Some locals in his hillside community claim to have been pushed out of town by population pressure as influential politicians, city lords and the rich cronies monopolise safe lands at the expense of the have-nots.
The Soche Hill disaster was neither the first nor the last. It happened in 2014 and geologists say it will happen again—with more devastating effects.
Meanwhile, Dodma estimated the loss caused by Freddy at $506.7 million.
The post-disaster assessment shows that disasters associeted with climate change could wipe out 20 percent of the country’s gross domestic product (GDP) by 2040.
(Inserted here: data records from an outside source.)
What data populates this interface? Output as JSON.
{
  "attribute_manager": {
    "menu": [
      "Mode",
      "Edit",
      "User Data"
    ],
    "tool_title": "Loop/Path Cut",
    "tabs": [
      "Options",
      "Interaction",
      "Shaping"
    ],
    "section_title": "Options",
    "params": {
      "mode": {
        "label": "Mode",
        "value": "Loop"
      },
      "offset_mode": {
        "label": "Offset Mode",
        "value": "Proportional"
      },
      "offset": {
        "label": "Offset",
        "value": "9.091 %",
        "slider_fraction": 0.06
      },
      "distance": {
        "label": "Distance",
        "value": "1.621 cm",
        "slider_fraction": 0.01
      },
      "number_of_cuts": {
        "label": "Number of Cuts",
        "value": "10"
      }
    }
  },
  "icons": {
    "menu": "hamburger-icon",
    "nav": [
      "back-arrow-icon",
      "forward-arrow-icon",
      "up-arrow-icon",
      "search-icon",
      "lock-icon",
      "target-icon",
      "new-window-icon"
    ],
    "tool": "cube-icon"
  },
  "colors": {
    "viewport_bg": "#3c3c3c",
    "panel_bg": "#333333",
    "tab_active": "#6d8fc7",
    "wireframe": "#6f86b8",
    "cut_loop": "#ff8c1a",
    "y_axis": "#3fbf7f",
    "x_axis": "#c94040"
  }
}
Last year, floods disrupted livelihoods, businesses and every sphere of life in Nkhotakota and Karonga districts along Lake Malawi, flooding the freshwater body even in the South where it stopped raining in February.
In the sugar-producing district of Nkhotakota, flooding forced children to make boat trips to school on a stretch where they used to walk on hard ground.
The country is trapped in cycle of climate-related disasters, leaving many struggling to build resilient homes and communities.
However, the push to build back better, including bans on risky settlements, faces resistance from culture warriors who refuse to abandon their homes and graveyards.
But climate-related disasters do not wait for procrastinators. They strike mindlessly.
Dodma chief Charles Kalemba warns: “In the past decade, more and more weather-related disasters have affected our country. Now they are also hitting areas that used to be spared.
“It’s a clear sign of climate imbalance. We can no longer just wait for the next catastrophe, rebuild and then see everything destroyed again. To break the cycle, we have no other choice, but to rehouse people.”
The United Nations estimates that about three quarters of the country’s population live in areas prone to climate disasters.
About 15 000 households in Nsanje District have moved upland to Mpama.
So have Masumbankhunda residents in the neighbouring Chikwawa.